Infine, icastico e paradigmatico, il limone che pende dalla cupola del berso' nel giardino della Villa, allude ed omaggia all'uovo della Pala di Brera di Piero della Francesca.L'allusione è concettualmente sottile:riporta il limone ai suoi connotati formali, lo ricolloca entro uno spazio naturale, e al tempo stesso opera un'astrazione-un transito dal limone all'uovo- di referente pittorico e di costruzione prospettica,introducendo un nuovo senso incognito.

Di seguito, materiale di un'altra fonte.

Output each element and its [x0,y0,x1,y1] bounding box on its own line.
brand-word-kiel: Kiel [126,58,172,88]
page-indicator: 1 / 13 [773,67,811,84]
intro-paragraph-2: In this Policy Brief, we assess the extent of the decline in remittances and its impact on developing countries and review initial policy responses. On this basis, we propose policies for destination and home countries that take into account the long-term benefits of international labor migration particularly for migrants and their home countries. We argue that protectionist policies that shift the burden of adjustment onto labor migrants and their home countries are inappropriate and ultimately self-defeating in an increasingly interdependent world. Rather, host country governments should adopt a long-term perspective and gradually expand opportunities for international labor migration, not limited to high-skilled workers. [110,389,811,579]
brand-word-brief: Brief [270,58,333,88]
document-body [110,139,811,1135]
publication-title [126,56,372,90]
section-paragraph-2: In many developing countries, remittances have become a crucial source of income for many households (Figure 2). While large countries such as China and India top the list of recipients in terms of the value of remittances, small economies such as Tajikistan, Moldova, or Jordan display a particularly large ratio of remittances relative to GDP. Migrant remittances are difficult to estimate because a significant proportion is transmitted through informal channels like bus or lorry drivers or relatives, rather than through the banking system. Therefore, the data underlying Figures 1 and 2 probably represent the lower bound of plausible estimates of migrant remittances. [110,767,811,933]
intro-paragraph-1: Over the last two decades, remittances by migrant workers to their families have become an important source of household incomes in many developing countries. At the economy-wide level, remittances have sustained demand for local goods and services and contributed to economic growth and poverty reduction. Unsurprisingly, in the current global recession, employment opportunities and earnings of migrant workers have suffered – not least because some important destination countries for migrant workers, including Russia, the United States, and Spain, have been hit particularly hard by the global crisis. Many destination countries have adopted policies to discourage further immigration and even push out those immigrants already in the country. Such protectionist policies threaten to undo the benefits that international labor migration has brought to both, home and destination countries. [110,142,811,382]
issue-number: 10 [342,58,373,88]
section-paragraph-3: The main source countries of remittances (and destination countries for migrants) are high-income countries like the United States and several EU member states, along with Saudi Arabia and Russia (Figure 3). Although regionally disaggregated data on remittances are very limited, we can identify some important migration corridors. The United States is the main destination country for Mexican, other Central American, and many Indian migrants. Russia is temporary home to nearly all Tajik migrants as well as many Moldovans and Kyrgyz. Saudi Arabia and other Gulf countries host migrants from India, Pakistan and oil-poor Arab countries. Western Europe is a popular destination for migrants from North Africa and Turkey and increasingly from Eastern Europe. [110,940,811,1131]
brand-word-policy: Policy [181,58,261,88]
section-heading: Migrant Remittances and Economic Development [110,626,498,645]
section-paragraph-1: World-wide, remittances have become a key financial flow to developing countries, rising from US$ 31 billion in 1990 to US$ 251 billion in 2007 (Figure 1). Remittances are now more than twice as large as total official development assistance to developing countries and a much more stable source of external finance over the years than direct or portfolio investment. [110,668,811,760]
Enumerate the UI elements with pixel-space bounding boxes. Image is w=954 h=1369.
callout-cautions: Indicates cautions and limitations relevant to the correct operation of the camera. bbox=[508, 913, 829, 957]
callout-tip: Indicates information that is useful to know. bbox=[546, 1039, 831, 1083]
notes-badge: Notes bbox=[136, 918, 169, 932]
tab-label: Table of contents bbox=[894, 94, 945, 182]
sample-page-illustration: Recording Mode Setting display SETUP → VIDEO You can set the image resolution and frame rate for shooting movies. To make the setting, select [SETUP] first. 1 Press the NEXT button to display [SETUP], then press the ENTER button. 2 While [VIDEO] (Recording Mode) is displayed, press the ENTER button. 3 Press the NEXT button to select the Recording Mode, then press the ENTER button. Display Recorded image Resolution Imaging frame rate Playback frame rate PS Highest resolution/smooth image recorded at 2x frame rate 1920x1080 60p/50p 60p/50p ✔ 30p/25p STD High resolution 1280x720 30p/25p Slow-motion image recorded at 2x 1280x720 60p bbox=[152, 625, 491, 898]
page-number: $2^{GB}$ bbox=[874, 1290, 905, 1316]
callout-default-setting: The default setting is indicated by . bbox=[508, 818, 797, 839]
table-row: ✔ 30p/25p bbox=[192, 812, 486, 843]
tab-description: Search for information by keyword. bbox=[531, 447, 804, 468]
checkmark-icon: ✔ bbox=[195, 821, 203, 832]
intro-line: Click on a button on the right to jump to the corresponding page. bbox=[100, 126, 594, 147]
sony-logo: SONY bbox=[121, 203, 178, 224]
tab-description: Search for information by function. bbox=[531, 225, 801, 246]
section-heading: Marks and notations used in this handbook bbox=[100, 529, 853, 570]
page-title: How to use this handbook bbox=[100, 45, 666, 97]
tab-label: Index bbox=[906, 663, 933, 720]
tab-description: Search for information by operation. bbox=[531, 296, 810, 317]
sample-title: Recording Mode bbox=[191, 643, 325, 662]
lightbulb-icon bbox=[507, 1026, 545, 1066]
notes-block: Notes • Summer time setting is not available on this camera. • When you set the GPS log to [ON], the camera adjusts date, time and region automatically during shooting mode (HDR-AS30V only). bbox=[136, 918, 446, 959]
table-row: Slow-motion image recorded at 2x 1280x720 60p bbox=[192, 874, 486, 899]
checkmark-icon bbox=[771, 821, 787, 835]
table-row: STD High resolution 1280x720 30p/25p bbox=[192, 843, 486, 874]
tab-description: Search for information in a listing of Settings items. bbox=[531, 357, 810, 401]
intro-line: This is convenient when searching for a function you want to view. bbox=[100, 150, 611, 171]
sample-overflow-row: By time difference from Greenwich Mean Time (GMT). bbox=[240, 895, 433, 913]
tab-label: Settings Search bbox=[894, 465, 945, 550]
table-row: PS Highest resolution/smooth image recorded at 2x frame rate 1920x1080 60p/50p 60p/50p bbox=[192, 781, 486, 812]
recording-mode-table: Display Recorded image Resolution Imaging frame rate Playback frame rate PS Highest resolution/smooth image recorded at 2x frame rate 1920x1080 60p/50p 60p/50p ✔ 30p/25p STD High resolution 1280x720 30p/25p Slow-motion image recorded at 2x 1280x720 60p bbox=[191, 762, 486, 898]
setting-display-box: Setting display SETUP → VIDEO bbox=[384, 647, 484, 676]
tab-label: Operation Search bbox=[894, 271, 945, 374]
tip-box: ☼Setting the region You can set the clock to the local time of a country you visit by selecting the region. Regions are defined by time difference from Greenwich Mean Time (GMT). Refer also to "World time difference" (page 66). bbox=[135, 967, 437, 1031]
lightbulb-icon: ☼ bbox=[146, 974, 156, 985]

Il che ci riconduce ancora al Sehnsucht: al desiderio di conoscere l'incognito.


 



 







OMAGGIO A UN DESIDERIO.
HOMMAGE AN EINE
SENSUCHT

di
NATALY MAIER


Firenze
Salone Villa Romana
via Senese 68
durata mostra:
11 maggio-20 luglio
orari:
dal martedi' al venerdi'
ore 17-19
o su appuntamento
te.055 22 1654
055-2638737



 

Brevi cenni biografici.
Nataly Maier dalla fine degli anni settanta e' stata fotografa professionista, dedicandosi ad immagini di interni, di architettura e indagini sul territorio. Verso la fine degli anni Ottanta lascia la fotografia di tipo documentario per intraprendere la sua ricerca. Il primo lavoro in questo senso è Un viaggio in tram e Duomo a occhi bendati del 1988, in cui l'artista registra in modo casuale cio' che la circonda al momento dello scatto. Il suo percorso artistico continua con il tentativo di superare la bidimensionalita' della fotografia attraverso la ricerca della tridimensionalita', applicando l'immagine su una base scultorea e attibuendo alla fotografia un valore plastico ( Fotosculture).Negli anni 1993/1994 la Maier, con un gruppo di artisti, si dedica a una serie di interventi dal titolo Action imageante. Nel 1997/1998 realizza il ciclo Muri italiani. Nel 2000 espone alla Galleria Vrais Reves di Lione e realizza quasi 200 lavori per l'Inn Side Residence Hotel di Monaco di Baviera.